AI in Cooperative Gaming: Teaching Empathy Through Hanabi
AI has proven its prowess in competitive gaming, easily outmatching the best human players. However, real-life scenarios are not zero-sum games like poker or Starcraft. Cooperation is key. To enhance AI's ability to work alongside humans, a research team from Facebook trained an AI to play Hanabi, a cooperative card game. The aim? To better understand human thinking.
Noam Brown, a Facebook AI researcher, explains that "theory of mind"—the ability to comprehend the intentions of others—is crucial. "AIs have struggled with this for a long time," he noted. “It’s about putting oneself in the shoes of other players and discerning why they are making certain actions.”
Created by French game designer Antoine Bauza in 2010, Hanabi positions two to five players to collaboratively build five stacks of cards, which must be ordered numerically and color-coded. Players can only see others’ cards while their own are hidden, leading to a unique challenge: sharing limited information with teammates at the cost of precious "information tokens." This dynamic encourages players to infer the state of the game based on their teammates' actions and choices.
Traditionally, successful AI in games like Go and DOTA2 utilized reinforcement learning. Facebook's team enhanced this approach by integrating a real-time search function, as utilized in the Pluribus AI, which triumphed over top Texas Hold ’Em players.

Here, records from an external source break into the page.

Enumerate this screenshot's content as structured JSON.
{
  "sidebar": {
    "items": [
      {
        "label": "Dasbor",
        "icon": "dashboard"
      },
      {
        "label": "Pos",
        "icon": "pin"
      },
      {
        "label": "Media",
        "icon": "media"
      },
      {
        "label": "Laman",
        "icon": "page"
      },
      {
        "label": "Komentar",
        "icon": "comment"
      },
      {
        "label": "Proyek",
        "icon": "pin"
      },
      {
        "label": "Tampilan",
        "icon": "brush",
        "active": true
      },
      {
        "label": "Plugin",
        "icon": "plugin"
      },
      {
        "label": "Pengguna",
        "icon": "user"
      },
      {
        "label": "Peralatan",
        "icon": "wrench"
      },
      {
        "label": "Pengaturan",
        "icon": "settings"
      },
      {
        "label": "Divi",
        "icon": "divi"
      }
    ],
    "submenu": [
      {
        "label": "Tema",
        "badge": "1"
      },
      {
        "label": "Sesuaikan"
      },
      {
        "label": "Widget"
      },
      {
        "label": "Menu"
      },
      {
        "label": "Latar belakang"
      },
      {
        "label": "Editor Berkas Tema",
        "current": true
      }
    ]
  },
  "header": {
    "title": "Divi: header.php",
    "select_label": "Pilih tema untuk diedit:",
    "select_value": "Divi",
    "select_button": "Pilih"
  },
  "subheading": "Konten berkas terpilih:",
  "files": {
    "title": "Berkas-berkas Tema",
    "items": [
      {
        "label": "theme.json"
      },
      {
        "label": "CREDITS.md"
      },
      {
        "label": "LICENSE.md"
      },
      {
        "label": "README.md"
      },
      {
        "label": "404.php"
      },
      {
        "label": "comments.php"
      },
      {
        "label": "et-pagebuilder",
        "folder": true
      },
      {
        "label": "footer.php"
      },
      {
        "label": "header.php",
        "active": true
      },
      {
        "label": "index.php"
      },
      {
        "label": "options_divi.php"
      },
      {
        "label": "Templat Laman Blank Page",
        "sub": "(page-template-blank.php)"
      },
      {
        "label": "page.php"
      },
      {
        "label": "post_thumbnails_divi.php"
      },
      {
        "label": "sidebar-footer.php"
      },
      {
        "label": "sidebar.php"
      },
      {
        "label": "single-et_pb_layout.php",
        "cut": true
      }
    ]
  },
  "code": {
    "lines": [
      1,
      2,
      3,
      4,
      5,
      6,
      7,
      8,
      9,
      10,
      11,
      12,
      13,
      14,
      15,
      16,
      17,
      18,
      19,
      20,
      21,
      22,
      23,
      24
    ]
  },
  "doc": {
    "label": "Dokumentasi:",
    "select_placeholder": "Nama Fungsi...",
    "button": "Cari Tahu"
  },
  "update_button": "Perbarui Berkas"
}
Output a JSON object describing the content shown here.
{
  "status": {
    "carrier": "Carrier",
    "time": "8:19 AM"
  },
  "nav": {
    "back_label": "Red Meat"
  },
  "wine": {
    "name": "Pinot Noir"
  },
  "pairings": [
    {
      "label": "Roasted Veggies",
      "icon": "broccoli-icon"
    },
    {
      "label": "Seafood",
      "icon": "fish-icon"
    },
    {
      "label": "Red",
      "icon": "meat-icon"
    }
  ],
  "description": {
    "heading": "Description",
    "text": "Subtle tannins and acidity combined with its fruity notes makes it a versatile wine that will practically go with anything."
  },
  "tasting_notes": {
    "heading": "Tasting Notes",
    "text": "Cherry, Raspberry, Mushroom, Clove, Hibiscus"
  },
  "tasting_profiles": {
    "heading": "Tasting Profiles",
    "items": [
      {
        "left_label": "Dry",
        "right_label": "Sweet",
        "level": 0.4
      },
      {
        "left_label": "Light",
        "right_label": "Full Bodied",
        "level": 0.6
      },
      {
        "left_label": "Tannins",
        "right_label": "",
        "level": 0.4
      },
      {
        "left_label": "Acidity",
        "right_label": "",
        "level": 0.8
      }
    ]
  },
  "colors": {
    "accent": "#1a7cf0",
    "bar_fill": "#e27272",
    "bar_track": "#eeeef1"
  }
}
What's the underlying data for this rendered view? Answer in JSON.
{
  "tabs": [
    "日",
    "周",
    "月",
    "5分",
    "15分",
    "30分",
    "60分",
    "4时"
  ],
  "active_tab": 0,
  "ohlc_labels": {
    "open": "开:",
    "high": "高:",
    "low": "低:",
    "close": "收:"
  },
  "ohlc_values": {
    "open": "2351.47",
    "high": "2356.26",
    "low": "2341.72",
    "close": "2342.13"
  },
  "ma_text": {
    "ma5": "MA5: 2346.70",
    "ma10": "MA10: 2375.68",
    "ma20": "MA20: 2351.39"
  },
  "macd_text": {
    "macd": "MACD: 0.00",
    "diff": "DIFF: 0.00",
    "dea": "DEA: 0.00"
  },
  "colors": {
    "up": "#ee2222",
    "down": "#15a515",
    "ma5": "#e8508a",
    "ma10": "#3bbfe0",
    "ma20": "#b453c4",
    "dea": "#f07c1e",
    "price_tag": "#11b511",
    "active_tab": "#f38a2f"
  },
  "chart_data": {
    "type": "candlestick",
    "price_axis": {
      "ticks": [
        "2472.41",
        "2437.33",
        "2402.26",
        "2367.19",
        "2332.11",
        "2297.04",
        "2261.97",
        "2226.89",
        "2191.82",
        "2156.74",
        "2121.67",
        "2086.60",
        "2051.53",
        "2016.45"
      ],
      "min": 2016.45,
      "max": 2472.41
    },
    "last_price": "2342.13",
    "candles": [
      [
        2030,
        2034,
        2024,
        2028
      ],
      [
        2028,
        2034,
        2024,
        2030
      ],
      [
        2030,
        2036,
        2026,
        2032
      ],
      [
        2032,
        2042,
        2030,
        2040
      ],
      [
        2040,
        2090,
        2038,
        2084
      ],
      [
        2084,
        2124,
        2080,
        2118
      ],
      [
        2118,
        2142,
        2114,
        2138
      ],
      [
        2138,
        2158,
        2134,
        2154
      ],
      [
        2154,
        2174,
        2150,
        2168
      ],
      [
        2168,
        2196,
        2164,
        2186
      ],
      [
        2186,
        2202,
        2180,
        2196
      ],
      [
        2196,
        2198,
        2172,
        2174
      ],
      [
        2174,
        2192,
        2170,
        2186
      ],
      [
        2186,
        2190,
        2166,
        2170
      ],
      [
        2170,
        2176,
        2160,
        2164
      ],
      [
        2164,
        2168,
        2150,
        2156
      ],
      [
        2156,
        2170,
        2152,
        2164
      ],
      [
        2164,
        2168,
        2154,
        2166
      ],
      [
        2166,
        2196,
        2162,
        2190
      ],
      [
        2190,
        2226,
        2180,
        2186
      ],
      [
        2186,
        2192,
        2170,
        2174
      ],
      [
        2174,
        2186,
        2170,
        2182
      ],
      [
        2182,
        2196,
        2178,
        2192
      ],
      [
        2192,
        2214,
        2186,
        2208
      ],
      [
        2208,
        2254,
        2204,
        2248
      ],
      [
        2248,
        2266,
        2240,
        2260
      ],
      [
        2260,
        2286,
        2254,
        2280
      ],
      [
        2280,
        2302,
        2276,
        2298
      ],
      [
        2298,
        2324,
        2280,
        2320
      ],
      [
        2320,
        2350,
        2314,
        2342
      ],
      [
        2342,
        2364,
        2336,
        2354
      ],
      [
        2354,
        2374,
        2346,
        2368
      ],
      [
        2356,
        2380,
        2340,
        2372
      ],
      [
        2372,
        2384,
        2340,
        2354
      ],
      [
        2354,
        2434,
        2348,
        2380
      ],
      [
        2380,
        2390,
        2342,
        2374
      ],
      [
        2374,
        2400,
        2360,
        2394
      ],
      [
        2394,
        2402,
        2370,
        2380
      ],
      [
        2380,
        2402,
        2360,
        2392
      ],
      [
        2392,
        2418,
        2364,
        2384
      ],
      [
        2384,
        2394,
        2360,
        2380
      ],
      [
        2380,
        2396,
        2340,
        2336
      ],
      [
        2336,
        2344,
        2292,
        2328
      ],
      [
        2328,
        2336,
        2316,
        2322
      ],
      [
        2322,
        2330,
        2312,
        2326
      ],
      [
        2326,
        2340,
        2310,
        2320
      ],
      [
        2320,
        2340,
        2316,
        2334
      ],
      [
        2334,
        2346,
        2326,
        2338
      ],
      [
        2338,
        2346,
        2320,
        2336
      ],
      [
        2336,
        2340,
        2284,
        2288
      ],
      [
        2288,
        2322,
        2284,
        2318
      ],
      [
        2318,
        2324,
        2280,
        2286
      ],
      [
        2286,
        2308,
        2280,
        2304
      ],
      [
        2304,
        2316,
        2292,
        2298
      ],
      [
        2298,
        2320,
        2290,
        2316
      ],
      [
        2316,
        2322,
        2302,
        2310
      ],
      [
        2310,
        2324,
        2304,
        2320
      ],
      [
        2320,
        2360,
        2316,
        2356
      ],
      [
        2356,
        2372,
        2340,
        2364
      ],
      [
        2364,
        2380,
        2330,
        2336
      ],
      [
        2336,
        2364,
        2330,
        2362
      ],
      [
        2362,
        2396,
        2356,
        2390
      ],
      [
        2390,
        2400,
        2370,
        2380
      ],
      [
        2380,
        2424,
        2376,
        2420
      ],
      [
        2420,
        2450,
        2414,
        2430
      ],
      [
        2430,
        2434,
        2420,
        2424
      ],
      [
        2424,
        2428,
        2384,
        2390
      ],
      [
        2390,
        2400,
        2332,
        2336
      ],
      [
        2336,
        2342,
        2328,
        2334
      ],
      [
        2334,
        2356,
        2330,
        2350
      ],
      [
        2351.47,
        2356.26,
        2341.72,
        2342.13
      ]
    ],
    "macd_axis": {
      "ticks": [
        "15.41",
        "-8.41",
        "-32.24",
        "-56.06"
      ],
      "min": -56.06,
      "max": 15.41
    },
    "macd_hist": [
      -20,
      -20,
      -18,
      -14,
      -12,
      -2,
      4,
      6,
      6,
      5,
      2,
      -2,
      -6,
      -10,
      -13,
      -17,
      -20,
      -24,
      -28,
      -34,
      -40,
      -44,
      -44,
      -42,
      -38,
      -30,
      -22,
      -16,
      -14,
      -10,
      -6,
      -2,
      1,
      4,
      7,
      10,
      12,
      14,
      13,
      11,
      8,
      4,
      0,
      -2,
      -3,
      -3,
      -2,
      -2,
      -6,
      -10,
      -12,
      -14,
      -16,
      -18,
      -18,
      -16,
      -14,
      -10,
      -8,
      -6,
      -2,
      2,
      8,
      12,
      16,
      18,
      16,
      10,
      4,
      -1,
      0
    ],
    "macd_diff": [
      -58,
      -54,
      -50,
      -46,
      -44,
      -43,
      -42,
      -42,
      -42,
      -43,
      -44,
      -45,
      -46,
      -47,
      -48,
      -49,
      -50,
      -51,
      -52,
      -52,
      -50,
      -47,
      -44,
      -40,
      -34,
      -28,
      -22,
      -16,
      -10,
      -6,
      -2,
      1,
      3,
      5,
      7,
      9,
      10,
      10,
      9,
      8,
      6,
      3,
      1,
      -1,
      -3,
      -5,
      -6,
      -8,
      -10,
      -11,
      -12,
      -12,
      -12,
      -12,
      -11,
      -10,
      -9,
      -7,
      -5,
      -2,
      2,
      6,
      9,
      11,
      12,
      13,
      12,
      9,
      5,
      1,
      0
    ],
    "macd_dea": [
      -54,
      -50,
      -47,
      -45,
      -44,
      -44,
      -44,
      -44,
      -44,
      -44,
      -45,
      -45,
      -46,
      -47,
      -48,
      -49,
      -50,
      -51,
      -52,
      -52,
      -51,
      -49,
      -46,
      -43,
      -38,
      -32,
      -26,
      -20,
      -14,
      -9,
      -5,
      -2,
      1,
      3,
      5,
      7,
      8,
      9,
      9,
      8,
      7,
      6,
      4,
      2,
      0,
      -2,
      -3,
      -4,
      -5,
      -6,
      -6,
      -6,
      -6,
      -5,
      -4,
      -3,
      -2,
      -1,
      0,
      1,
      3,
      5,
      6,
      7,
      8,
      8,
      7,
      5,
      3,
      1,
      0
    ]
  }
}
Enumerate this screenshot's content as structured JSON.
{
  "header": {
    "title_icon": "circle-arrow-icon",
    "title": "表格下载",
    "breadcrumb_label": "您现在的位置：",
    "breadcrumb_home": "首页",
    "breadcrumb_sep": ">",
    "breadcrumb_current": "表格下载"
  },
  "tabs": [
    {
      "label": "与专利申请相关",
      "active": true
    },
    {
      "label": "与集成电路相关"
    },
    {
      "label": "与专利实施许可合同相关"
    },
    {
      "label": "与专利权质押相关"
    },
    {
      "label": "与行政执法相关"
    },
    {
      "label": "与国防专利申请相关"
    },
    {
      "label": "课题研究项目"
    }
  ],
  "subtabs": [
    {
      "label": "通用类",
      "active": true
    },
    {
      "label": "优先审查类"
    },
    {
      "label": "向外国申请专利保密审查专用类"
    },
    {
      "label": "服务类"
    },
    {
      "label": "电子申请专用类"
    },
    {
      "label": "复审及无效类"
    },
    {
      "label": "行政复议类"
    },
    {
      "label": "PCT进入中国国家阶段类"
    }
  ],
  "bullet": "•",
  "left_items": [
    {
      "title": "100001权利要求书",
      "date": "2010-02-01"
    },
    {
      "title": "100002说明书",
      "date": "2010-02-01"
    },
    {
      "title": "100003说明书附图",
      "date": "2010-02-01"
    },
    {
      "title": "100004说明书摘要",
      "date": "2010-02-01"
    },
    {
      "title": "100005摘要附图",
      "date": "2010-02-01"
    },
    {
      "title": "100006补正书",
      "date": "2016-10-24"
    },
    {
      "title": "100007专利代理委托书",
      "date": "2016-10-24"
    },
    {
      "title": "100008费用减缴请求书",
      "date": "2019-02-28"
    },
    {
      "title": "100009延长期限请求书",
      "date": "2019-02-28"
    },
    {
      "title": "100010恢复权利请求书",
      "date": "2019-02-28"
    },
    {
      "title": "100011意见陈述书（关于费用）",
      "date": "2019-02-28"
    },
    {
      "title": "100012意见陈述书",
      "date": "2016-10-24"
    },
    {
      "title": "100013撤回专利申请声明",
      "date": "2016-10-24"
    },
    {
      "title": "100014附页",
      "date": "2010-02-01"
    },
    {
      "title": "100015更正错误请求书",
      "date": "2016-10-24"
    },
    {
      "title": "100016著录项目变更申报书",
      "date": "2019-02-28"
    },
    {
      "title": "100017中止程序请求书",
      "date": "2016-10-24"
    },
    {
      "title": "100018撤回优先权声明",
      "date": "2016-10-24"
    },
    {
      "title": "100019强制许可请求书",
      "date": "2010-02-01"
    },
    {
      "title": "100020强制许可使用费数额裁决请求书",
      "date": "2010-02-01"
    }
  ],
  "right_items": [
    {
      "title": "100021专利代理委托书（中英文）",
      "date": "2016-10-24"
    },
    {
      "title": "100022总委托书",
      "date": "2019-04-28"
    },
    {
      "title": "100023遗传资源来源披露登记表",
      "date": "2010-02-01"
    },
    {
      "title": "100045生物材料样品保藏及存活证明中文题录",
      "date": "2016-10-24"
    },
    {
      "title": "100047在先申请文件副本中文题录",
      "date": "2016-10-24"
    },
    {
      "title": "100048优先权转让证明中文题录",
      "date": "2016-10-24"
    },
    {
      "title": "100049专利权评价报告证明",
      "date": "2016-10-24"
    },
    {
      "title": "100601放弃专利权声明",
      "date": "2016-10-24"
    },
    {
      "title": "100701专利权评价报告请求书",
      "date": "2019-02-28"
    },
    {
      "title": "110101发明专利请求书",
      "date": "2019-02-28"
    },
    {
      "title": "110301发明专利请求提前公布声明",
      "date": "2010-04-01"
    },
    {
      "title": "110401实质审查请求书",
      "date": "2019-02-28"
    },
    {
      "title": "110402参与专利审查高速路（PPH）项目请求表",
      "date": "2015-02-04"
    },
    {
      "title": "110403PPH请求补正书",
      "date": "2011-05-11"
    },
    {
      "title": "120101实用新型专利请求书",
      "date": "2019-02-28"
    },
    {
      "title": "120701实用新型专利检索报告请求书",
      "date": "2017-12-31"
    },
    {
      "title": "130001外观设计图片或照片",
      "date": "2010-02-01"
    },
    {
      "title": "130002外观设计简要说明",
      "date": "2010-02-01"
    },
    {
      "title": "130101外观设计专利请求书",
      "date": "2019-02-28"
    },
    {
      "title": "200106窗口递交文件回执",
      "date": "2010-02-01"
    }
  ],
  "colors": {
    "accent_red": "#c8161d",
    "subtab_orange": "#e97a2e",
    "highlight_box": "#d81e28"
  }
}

“Our search method works alongside a precomputed strategy,” wrote Hengyuan Hu and Jakob Foerster from Facebook. This "blueprint policy" entails agreed-upon strategies, which foster effective teamwork. According to Facebook AI researcher Adam Lerer, players begin with a general strategy and adjust based on current gameplay dynamics.
The Hanabi AI mirrors this by establishing an initial blueprint of possible moves and refining its strategy in real-time. It can designate one or multiple players as "searchers," who interpret teammates’ actions under the assumption they are all following the blueprint policy.
In a single-agent search, a searcher maintains a probability distribution regarding their own cards, updating it based on observed actions. Multi-agent search, while more complex, enables each player to assess strategies previously employed by others. This approach has led the AI to achieve impressive scoring milestones: the current state-of-the-art RL algorithm averages 24.08 points in two-player Hanabi, while incorporating single-agent search boosts the average score to 24.21. Multi-agent search elevates this further to 24.61.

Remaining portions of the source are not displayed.